This "Dash Between" column written by Alana Baranick was originally posted on ObitsOhio.com on July 30, 2009.
The recent race-relations debate sparked by the arrest of renowned Harvard University professor Henry Louis Gates Jr., who is black, by Sgt. James Crowley, a white police officer, is not really a black-white thing.
It’s a blue thing. A police thing. It’s nothing new. And it’s not limited to white police profiling black men.
"It is unwise for anyone of any race to raise their voice to a law enforcement officer," Al Vivian, a diversity consultant in Atlanta who is black, recently told the New York Times.
Regardless of their respective portrayals of what happened, public reports given by both Crowley, a Cambridge, Mass., police officer who teachers a police academy course on avoiding racial profiling, and Gates, a relatively short, middle-aged intellectual, who walks with a limp and the aid of a cane and is known for his documentaries about African American history, indicate that the sergeant arrested the professor because Gates yelled at him in an unfriendly manner.
Similarly, a 19-year-old man from the Cleveland suburb of Shaker Heights, Ohio, was taken to court in 1971 for insulting a police officer in the neighboring community of University Heights, Ohio.
The 19-year-old’s race was not mentioned, so I’m assuming he was white. Back in those days, an African American would have been identified in newspapers as “colored” or “Negro,” while being Caucasian was treated as the norm.
The policeman, whose race also was not given in published reports, was issuing a speeding ticket to someone else when the young man passed by and called the law enforcement officer a pig.
Nine days later, the youth appeared in Shaker Heights Municipal Court, which also serves University Heights, and pleaded no contest to the charge of abusing a police officer.

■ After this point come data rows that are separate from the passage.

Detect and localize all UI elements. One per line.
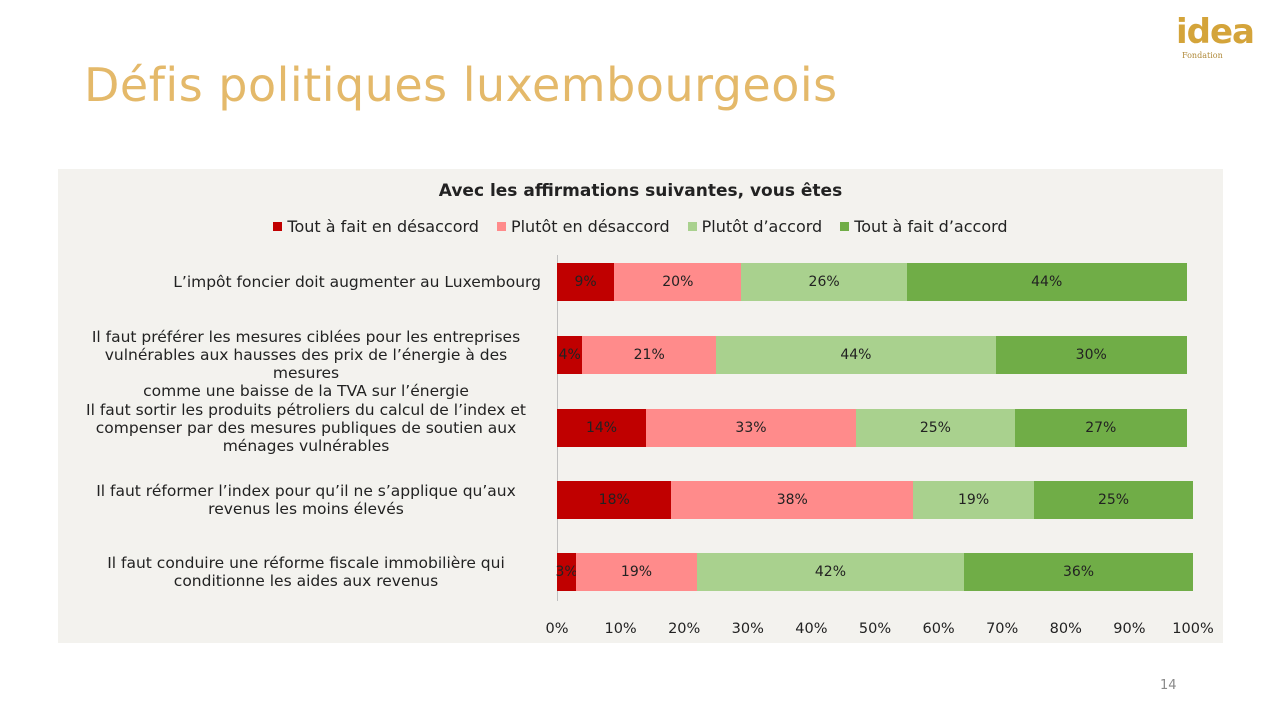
page-number: 14 [1160, 678, 1177, 693]
data-label: 20% [662, 274, 694, 290]
bar-segment: 25% [1034, 481, 1193, 519]
bar-segment: 19% [913, 481, 1034, 519]
data-label: 14% [585, 420, 618, 436]
legend-item: Plutôt en désaccord [496, 217, 670, 236]
data-label: 30% [1075, 347, 1107, 363]
bar-segment: 9% [557, 263, 615, 301]
data-label: 21% [633, 347, 665, 363]
data-label: 9% [574, 274, 597, 290]
legend-swatch [687, 222, 697, 231]
bar-segment: 26% [741, 263, 907, 301]
legend-swatch [273, 222, 283, 231]
category-label-line: Il faut conduire une réforme fiscale imm… [107, 554, 505, 572]
idea-logo: idea Fondation [1176, 14, 1266, 66]
category-label-line: revenus les moins élevés [208, 500, 404, 518]
logo-subtitle: Fondation [1182, 51, 1223, 60]
category-label-line: conditionne les aides aux revenus [173, 572, 439, 590]
legend-item: Tout à fait en désaccord [273, 217, 479, 236]
x-tick-label: 70% [986, 621, 1019, 637]
category-label-line: vulnérables aux hausses des prix de l’én… [104, 346, 508, 382]
bar-segment: 20% [614, 263, 742, 301]
x-tick-label: 80% [1049, 621, 1082, 637]
data-label: 4% [558, 347, 581, 363]
x-tick-label: 0% [545, 621, 569, 637]
data-label: 33% [735, 420, 767, 436]
chart-legend: Tout à fait en désaccord Plutôt en désacc… [58, 217, 1223, 236]
data-label: 38% [776, 492, 808, 508]
x-tick-label: 50% [858, 621, 892, 637]
slide-title: Défis politiques luxembourgeois [84, 58, 838, 112]
category-label: Il faut préférer les mesures ciblées pou… [71, 328, 541, 400]
data-label: 18% [598, 492, 630, 508]
category-label-line: ménages vulnérables [222, 437, 390, 455]
category-label: L’impôt foncier doit augmenter au Luxemb… [71, 273, 541, 291]
category-label: Il faut sortir les produits pétroliers d… [71, 401, 541, 455]
data-label: 44% [840, 347, 872, 363]
category-label: Il faut conduire une réforme fiscale imm… [71, 554, 541, 590]
legend-label: Plutôt en désaccord [510, 217, 670, 236]
category-label-line: comme une baisse de la TVA sur l’énergie [143, 382, 469, 400]
x-tick-label: 30% [731, 621, 764, 637]
category-label-line: compenser par des mesures publiques de s… [95, 419, 517, 437]
data-label: 25% [919, 420, 951, 436]
legend-item: Plutôt d’accord [687, 217, 823, 236]
bar-segment: 44% [716, 336, 996, 374]
category-label-line: Il faut préférer les mesures ciblées pou… [91, 328, 521, 346]
bar-segment: 19% [576, 553, 697, 591]
x-tick-label: 10% [604, 621, 637, 637]
x-tick-label: 60% [922, 621, 955, 637]
x-tick-label: 90% [1113, 621, 1146, 637]
data-label: 19% [958, 492, 990, 508]
data-label: 27% [1085, 420, 1117, 436]
data-label: 36% [1062, 564, 1095, 580]
legend-swatch [840, 222, 850, 231]
data-label: 19% [620, 564, 653, 580]
x-tick-label: 20% [668, 621, 701, 637]
bar-segment: 18% [557, 481, 672, 519]
legend-item: Tout à fait d’accord [840, 217, 1008, 236]
bar-segment: 33% [646, 409, 856, 447]
bar-segment: 21% [582, 336, 716, 374]
bar-segment: 4% [557, 336, 583, 374]
category-label: Il faut réformer l’index pour qu’il ne s… [71, 482, 541, 518]
bar-segment: 44% [906, 263, 1187, 301]
bar-segment: 30% [995, 336, 1187, 374]
x-tick-label: 100% [1172, 621, 1214, 637]
bar-segment: 3% [555, 553, 578, 591]
data-label: 3% [555, 564, 578, 580]
legend-label: Tout à fait d’accord [854, 217, 1008, 236]
bar-segment: 14% [557, 409, 647, 447]
data-label: 26% [808, 274, 840, 290]
category-label-line: Il faut réformer l’index pour qu’il ne s… [96, 482, 516, 500]
bar-segment: 38% [671, 481, 914, 519]
data-label: 25% [1097, 492, 1130, 508]
bar-segment: 27% [1014, 409, 1187, 447]
bar-segment: 25% [855, 409, 1015, 447]
chart-panel: Avec les affirmations suivantes, vous êt… [58, 169, 1223, 643]
logo-word: idea [1176, 12, 1255, 52]
legend-label: Plutôt d’accord [701, 217, 823, 236]
legend-swatch [496, 222, 506, 231]
chart-title: Avec les affirmations suivantes, vous êt… [438, 181, 843, 201]
data-label: 42% [814, 564, 847, 580]
category-label-line: Il faut sortir les produits pétroliers d… [86, 401, 526, 419]
data-label: 44% [1031, 274, 1063, 290]
bar-segment: 36% [964, 553, 1193, 591]
legend-label: Tout à fait en désaccord [287, 217, 479, 236]
bar-segment: 42% [696, 553, 965, 591]
x-tick-label: 40% [795, 621, 828, 637]
category-label-line: L’impôt foncier doit augmenter au Luxemb… [173, 273, 541, 291]
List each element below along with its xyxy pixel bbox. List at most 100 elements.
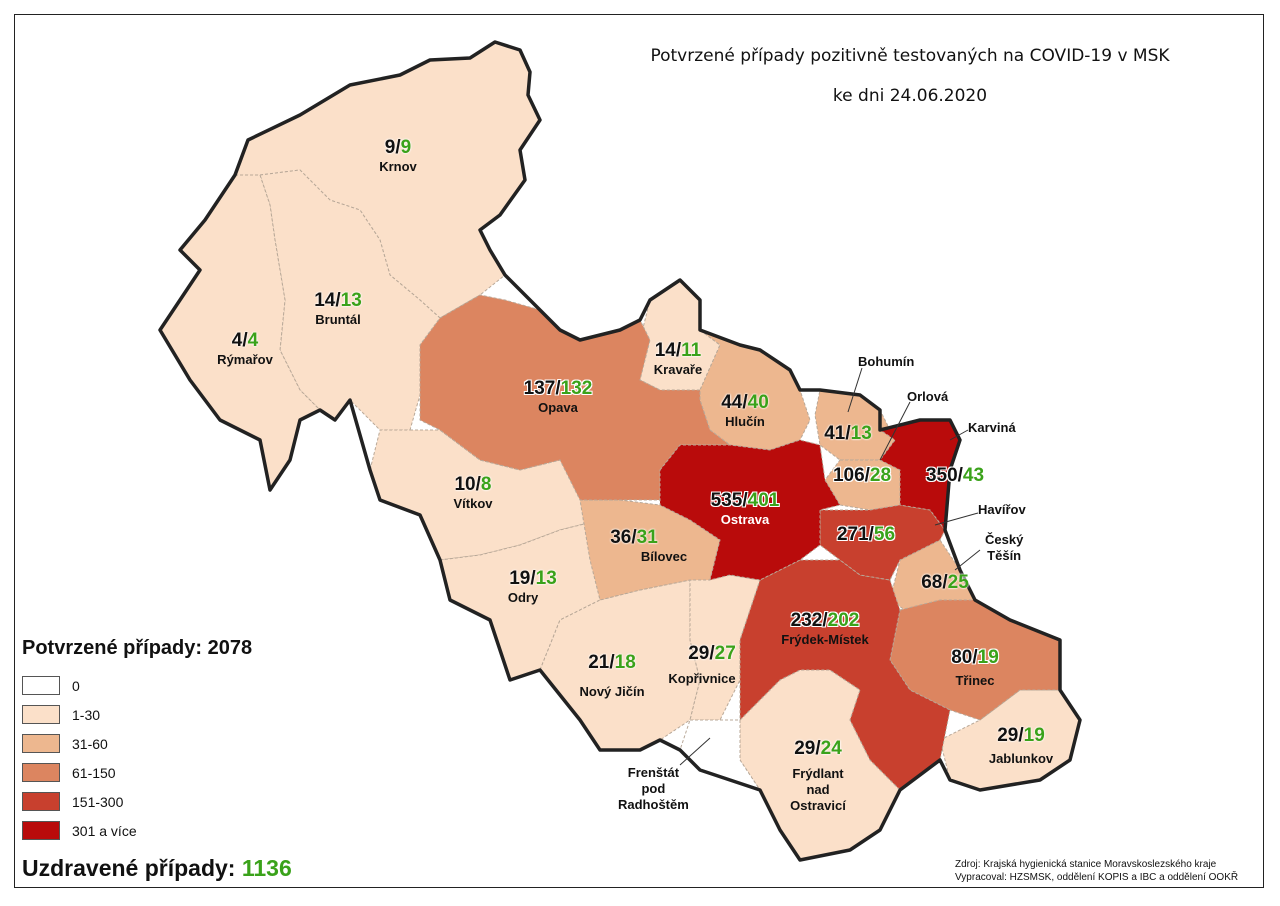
odry-name: Odry (507, 590, 539, 605)
map-date: ke dni 24.06.2020 (832, 86, 988, 106)
callout-line-havirov (934, 512, 979, 526)
karvina-recovered: 43 (962, 465, 985, 486)
jablunkov-recovered: 19 (1023, 725, 1045, 746)
vitkov-recovered: 8 (480, 474, 492, 495)
source-line2: Vypracoval: HZSMSK, oddělení KOPIS a IBC… (955, 872, 1239, 883)
legend-label-2: 31-60 (72, 736, 108, 752)
callout-havirov: Havířov (978, 502, 1026, 517)
trinec-confirmed: 80 (951, 647, 973, 668)
label-hlucin: 44/40 Hlučín (721, 392, 769, 429)
callout-line-bohumin (847, 367, 863, 413)
label-bruntal: 14/13 Bruntál (314, 290, 362, 327)
callout-line-orlova (879, 401, 911, 461)
odry-confirmed: 19 (509, 568, 531, 589)
bilovec-name: Bílovec (640, 549, 688, 564)
karvina-confirmed: 350 (925, 465, 958, 486)
rymarov-confirmed: 4 (231, 330, 243, 351)
cesky-tesin-recovered: 25 (947, 572, 969, 593)
bilovec-confirmed: 36 (610, 527, 632, 548)
orlova-recovered: 28 (869, 465, 892, 486)
label-cesky-tesin-values: 68/25 (921, 572, 969, 593)
legend-label-5: 301 a více (72, 823, 137, 839)
label-orlova-values: 106/28 (832, 465, 892, 486)
frydlant-name-line1: Frýdlant (792, 766, 844, 781)
source-note: Zdroj: Krajská hygienická stanice Moravs… (955, 858, 1238, 884)
bohumin-recovered: 13 (850, 423, 872, 444)
frydlant-name-line3: Ostravicí (790, 798, 846, 813)
callout-bohumin: Bohumín (858, 354, 915, 369)
koprivnice-name: Kopřivnice (668, 671, 736, 686)
frydlant-confirmed: 29 (794, 738, 816, 759)
callout-frenstat: Frenštát pod Radhoštěm (618, 765, 689, 813)
koprivnice-confirmed: 29 (688, 643, 710, 664)
kravare-recovered: 11 (681, 340, 702, 361)
legend-label-0: 0 (72, 678, 80, 694)
bruntal-confirmed: 14 (314, 290, 336, 311)
frydek-mistek-confirmed: 232 (790, 610, 823, 631)
legend-label-1: 1-30 (72, 707, 101, 723)
vitkov-confirmed: 10 (454, 474, 476, 495)
label-koprivnice: 29/27 Kopřivnice (668, 643, 736, 686)
district-frydek-mistek (739, 559, 951, 791)
havirov-confirmed: 271 (836, 524, 869, 545)
label-ostrava: 535/401 Ostrava (710, 490, 780, 527)
novy-jicin-name: Nový Jičín (579, 684, 645, 699)
legend-swatch-0 (22, 676, 60, 695)
legend-swatch-2 (22, 734, 60, 753)
map-title: Potvrzené případy pozitivně testovaných … (650, 46, 1170, 66)
district-havirov (819, 504, 946, 581)
label-bohumin-values: 41/13 (824, 423, 872, 444)
hlucin-confirmed: 44 (721, 392, 743, 413)
hlucin-recovered: 40 (747, 392, 769, 413)
legend-swatch-5 (22, 821, 60, 840)
hlucin-name: Hlučín (725, 414, 765, 429)
odry-recovered: 13 (535, 568, 557, 589)
frydlant-recovered: 24 (820, 738, 842, 759)
novy-jicin-confirmed: 21 (588, 652, 610, 673)
callout-cesky-tesin: Český Těšín (985, 532, 1023, 564)
opava-confirmed: 137 (523, 378, 556, 399)
callout-karvina: Karviná (968, 420, 1016, 435)
ostrava-confirmed: 535 (710, 490, 743, 511)
label-karvina-values: 350/43 (925, 465, 985, 486)
legend-label-3: 61-150 (72, 765, 116, 781)
region-outline (158, 40, 1082, 862)
recovered-total: Uzdravené případy: 1136 (22, 855, 292, 882)
legend-label-4: 151-300 (72, 794, 124, 810)
kravare-name: Kravaře (653, 362, 703, 377)
cesky-tesin-confirmed: 68 (921, 572, 943, 593)
krnov-name: Krnov (379, 159, 417, 174)
district-odry (439, 519, 621, 681)
frenstat-line1: Frenštát (627, 765, 680, 780)
vitkov-name: Vítkov (453, 496, 493, 511)
label-frydek-mistek: 232/202 Frýdek-Místek (781, 610, 869, 647)
trinec-recovered: 19 (977, 647, 999, 668)
callout-orlova: Orlová (907, 389, 949, 404)
label-jablunkov: 29/19 Jablunkov (988, 725, 1054, 766)
ostrava-name: Ostrava (720, 512, 770, 527)
frydlant-name-line2: nad (806, 782, 830, 797)
legend-swatch-3 (22, 763, 60, 782)
havirov-recovered: 56 (873, 524, 896, 545)
frydek-mistek-name: Frýdek-Místek (781, 632, 869, 647)
kravare-confirmed: 14 (654, 340, 676, 361)
label-vitkov: 10/8 Vítkov (453, 474, 493, 511)
opava-recovered: 132 (560, 378, 593, 399)
callout-line-frenstat (679, 737, 711, 766)
krnov-confirmed: 9 (384, 137, 396, 158)
district-ostrava (659, 439, 841, 581)
bohumin-confirmed: 41 (824, 423, 846, 444)
label-rymarov: 4/4 Rýmařov (217, 330, 273, 367)
label-novy-jicin: 21/18 Nový Jičín (579, 652, 645, 699)
opava-name: Opava (538, 400, 578, 415)
recovered-value: 1136 (241, 855, 292, 881)
label-bilovec: 36/31 Bílovec (610, 527, 688, 564)
bruntal-recovered: 13 (340, 290, 362, 311)
label-odry: 19/13 Odry (507, 568, 557, 605)
callout-line-cesky-tesin (954, 549, 981, 571)
jablunkov-name: Jablunkov (988, 751, 1054, 766)
legend-swatch-1 (22, 705, 60, 724)
map-frame (14, 14, 1264, 888)
frydek-mistek-recovered: 202 (827, 610, 860, 631)
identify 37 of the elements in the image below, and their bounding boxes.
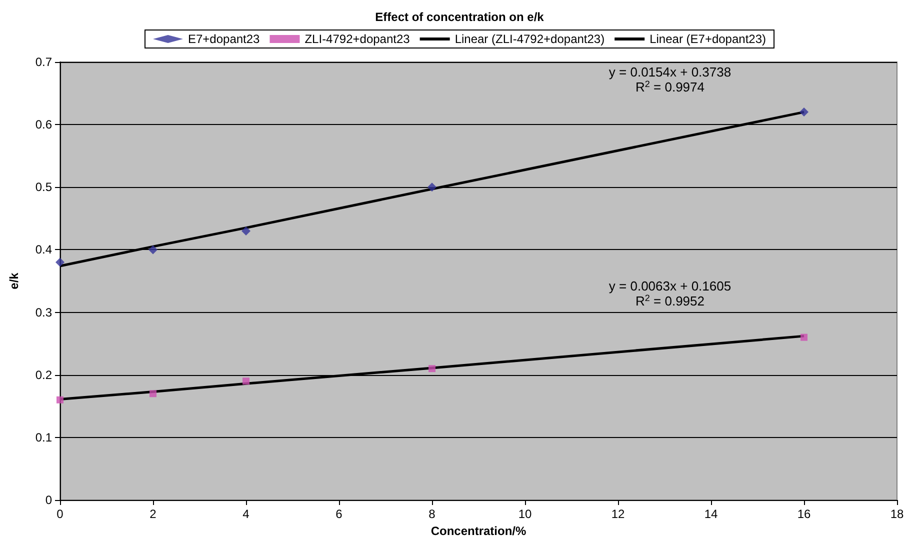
legend-label: ZLI-4792+dopant23 [304,32,410,46]
legend-label: Linear (ZLI-4792+dopant23) [454,32,605,46]
y-tick-label: 0.6 [35,118,52,132]
y-axis-title: e/k [7,272,21,290]
x-tick-label: 2 [150,507,157,521]
y-tick-label: 0.4 [35,242,52,257]
x-tick-label: 4 [242,507,250,521]
x-tick-label: 6 [336,507,343,521]
x-tick-label: 18 [890,507,904,521]
x-axis-title: Concentration/% [430,524,526,538]
y-tick-label: 0.3 [35,305,52,320]
x-tick-label: 14 [704,507,718,521]
annotation: y = 0.0063x + 0.1605 [608,278,732,294]
point [56,258,64,267]
point [56,396,64,404]
x-tick-label: 8 [428,507,436,521]
x-tick-label: 12 [611,507,625,521]
x-tick-label: 10 [518,507,532,521]
point [242,378,250,385]
y-tick-label: 0.1 [35,430,52,444]
point [428,365,436,372]
chart-title: Effect of concentration on e/k [375,10,544,24]
y-tick-label: 0.7 [35,55,52,69]
x-tick-label: 16 [797,507,811,521]
point [800,108,808,117]
legend-label: E7+dopant23 [188,32,260,46]
y-tick-label: 0.5 [35,180,52,194]
x-tick-label: 0 [56,507,64,521]
annotation: y = 0.0154x + 0.3738 [608,64,732,80]
y-tick-label: 0.2 [35,368,52,382]
point [800,334,808,341]
point [428,182,436,192]
y-tick-label: 0 [45,493,52,507]
point [242,226,250,236]
point [150,390,156,398]
point [148,245,158,254]
legend-label: Linear (E7+dopant23) [650,32,766,46]
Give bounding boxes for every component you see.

He was fined $500 and sentenced to 30 days at a local prison, but Judge Manuel M. Rocker decided some creative sentencing would be more effective.
The judge suspended the jail sentence and reduced the fine to $100 on the condition that the pig-calling youth spend three hours in a pigpen. He assigned Ray Repko, whom he described as the nicest patrolman in the Shaker Heights Police Department, to escort the young man to a farm in Portage County, Ohio.
Judge Rocker’s reasoning: After spending a couple of hours with the super-friendly patrolman on the long drive to and from the farm and communing with pigs in a pigsty, the young man should be able to distinguish the difference between a pig and a police officer.
Patrolman Repko, demonstrating just how nice he was, reported later that the kid did not actually sit in the pigpen for three hours. Instead, he sat outside the pen, observed the pigs, fed corn to one and got a tour of the farm.
“He realized what he said was wrong,” Repko told the Plain Dealer. “He was sorry. Actually, he’s a nice kid.”
Judge Rocker told reporters that his creative sentencing was designed to let the public know that “we’ve got a sense of humor too” and that jailing folks who insult the police “just irritates the situation rather than doing some good.”
The Gates-Crowley incident shows Judge Rocker’s statement to be true.